Mais le Premier ministre garde des atouts dans sa manche. Les quelques mois supplémentaires qu'il s'accorde sur la proportionnelle pourraient lui permettre de discuter des modalités de la réforme avec des responsables à gauche qui y sont favorables. C'est par exemple le cas de François Hollande, très clément avec François Bayrou, d'autant plus que le PS n'a pas encore arrêté officiellement sa position sur ce dossier.

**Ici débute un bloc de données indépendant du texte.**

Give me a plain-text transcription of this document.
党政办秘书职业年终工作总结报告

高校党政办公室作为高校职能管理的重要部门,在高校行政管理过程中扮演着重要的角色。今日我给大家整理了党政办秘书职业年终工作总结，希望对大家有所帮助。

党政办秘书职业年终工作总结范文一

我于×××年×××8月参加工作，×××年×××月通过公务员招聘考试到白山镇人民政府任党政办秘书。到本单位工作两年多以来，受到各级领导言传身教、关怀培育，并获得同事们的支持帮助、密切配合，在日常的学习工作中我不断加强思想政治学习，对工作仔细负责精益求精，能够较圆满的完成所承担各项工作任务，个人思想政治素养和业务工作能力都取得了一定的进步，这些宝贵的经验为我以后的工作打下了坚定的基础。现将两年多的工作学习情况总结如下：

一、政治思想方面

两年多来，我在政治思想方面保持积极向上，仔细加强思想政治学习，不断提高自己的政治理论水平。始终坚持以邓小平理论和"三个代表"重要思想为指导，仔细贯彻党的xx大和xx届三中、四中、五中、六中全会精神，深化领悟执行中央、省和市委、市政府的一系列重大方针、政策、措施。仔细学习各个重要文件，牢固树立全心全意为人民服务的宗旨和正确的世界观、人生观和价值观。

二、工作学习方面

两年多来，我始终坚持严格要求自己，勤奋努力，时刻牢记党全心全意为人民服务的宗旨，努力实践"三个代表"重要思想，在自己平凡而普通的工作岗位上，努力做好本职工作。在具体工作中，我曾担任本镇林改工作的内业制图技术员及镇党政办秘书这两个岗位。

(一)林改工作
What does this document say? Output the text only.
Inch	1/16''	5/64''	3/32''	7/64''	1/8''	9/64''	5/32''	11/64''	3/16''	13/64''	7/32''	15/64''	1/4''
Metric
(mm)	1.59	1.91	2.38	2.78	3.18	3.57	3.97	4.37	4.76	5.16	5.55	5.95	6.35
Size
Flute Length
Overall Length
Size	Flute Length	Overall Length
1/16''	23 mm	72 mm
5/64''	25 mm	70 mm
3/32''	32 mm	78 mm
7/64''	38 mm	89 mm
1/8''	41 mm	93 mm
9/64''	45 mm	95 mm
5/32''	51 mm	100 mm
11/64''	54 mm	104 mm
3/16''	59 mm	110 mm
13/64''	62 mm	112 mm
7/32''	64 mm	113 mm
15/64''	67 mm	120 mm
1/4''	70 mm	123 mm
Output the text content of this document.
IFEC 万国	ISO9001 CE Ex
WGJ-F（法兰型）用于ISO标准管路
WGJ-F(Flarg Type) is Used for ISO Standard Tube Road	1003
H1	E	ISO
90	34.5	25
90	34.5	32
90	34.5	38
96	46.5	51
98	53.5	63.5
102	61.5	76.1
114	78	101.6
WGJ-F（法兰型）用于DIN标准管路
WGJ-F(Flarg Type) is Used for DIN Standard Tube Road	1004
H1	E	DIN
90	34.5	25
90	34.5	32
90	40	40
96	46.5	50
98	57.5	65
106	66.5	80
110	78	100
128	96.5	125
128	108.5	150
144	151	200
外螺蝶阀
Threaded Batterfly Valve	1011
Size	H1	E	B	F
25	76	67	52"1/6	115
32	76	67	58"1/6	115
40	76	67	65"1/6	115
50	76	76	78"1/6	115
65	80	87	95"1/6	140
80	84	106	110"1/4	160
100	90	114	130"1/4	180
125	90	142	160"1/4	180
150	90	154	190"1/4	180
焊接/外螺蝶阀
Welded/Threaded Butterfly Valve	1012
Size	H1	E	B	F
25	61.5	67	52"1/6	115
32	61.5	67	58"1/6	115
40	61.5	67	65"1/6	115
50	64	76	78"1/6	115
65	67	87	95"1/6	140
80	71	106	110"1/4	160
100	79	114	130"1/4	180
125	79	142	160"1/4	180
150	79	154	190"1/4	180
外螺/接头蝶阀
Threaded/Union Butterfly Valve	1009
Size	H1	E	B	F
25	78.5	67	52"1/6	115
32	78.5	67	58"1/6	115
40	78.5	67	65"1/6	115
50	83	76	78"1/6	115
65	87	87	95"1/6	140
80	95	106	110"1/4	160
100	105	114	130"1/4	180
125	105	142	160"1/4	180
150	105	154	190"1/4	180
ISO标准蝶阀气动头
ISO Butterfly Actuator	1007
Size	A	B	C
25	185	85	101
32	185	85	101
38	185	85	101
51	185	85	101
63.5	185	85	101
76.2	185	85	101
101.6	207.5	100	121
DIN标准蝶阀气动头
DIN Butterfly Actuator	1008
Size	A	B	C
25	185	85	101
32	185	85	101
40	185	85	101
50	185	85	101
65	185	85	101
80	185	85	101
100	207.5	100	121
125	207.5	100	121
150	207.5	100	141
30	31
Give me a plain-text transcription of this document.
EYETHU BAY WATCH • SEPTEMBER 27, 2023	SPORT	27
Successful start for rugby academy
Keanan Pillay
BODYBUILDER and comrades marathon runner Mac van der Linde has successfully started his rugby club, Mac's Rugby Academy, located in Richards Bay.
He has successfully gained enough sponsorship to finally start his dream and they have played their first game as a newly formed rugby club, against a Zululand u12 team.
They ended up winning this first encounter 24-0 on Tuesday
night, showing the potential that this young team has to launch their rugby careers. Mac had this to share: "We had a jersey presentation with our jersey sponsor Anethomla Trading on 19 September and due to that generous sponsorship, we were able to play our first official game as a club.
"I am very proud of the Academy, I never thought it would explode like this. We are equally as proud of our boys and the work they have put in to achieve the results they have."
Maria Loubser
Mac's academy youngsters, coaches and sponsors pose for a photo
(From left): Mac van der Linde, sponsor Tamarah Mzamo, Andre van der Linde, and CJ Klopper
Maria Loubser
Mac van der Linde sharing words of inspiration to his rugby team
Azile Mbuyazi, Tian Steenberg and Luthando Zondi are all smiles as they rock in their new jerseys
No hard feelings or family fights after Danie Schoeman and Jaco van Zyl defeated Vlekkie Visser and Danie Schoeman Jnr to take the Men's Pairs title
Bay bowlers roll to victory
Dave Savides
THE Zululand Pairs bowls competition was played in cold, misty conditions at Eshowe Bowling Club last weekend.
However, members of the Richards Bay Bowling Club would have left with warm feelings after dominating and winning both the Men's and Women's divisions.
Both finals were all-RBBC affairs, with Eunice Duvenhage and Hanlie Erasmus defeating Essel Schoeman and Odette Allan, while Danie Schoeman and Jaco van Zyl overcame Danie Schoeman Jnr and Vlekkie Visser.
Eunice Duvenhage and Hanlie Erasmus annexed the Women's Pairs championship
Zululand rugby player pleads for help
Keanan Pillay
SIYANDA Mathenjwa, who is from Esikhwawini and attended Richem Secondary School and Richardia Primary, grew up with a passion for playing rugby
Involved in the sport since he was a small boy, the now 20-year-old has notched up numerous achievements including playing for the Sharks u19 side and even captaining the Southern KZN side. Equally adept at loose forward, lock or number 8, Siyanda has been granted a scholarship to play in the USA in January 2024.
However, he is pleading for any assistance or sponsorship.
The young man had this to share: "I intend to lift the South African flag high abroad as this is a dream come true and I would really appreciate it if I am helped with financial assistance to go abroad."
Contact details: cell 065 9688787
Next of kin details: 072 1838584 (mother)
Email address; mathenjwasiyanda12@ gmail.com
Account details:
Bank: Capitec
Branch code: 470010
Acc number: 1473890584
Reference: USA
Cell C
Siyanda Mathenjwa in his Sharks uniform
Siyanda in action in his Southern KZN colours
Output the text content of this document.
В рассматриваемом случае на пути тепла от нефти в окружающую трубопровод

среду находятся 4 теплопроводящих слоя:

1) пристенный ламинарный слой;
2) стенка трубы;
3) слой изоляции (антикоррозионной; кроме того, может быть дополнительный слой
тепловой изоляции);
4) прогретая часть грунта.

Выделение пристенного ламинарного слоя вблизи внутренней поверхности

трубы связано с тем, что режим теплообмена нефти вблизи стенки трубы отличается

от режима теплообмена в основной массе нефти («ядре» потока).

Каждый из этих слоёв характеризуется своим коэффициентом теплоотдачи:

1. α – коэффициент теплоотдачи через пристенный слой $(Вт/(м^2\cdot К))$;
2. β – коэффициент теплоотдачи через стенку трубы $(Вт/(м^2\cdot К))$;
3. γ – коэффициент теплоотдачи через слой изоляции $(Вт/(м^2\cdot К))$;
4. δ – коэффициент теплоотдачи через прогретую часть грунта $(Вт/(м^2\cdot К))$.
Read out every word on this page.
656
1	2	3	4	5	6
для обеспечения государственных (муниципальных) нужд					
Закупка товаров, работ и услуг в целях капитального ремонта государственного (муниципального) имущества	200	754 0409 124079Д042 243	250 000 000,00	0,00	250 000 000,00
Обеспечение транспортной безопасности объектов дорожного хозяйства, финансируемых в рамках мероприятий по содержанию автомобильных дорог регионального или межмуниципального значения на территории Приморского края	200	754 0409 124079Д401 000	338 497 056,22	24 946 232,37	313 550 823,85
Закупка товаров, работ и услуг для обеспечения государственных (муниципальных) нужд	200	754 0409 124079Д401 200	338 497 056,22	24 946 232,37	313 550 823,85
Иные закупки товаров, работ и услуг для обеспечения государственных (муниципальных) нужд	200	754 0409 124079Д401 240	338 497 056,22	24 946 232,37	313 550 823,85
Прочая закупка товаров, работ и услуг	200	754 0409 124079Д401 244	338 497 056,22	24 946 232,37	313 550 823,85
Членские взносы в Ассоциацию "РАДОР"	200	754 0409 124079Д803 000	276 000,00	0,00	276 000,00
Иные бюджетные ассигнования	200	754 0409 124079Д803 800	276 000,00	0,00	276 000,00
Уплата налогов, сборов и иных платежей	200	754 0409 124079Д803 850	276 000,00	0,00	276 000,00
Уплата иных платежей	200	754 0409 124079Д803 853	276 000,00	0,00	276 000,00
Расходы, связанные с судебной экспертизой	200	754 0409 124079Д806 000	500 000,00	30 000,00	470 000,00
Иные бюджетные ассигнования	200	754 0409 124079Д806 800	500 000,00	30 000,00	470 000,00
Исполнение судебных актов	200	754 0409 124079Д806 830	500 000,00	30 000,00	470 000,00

Autre possibilité: lâcher du lest sur le budget. Le centriste pourrait par exemple accepter le principe d'une taxe Zucman, du nom de l'économiste Gabriel Zucman, qui milite pour taxer les patrimoines des ultra-riches et qui est largement soutenue par Olivier Faure.

François Bayrou aurait cependant peut-être la chance de retrouver la clémence du PS à l'approche des municipales avec l'espoir que la gauche rechigne à retourner la table à quelques mois de ces échéances capitales pour elle.

Une dissolution qui empêcherait Le Pen

Mais c'est peut-être le sort de Marine Le Pen qui pourrait permettre au Premier ministre de passer l'hiver. La présidente des députés RN a beau jeu d'appeler ses élus à se préparer en cas de nouvelle dissolution, comme elle l'a fait samedi, les exhortant à "ne pas procrastiner".

Mais en réalité, si Emmanuel Macron décidait de dissoudre à nouveau l'Assemblée nationale une fois la chute de François Bayrou actée, le RN ferait grise mine. Sous le coup d'une peine d'inéligibilité de cinq ans pour laquelle elle a fait appel, l'ex-candidate à la présidentielle du RN ne pourra pas se représenter.

Manifestement peu soucieux de soutenir son successeur, Michel Barnier n'a pas fait semblant ce vendredi soir dans les colonnes du Figaro. "Si ce gouvernement venait à tomber, il faudra en revenir au peuple et je pense que le président devra dissoudre", a avancé l'ex-Premier ministre tombé après seulement 91 jours à Matignon.

Peu importe la suite pour François Bayrou, il pourra déjà se targuer de ne pas avoir été le chef du gouvernement le plus éphémère de la Ve République.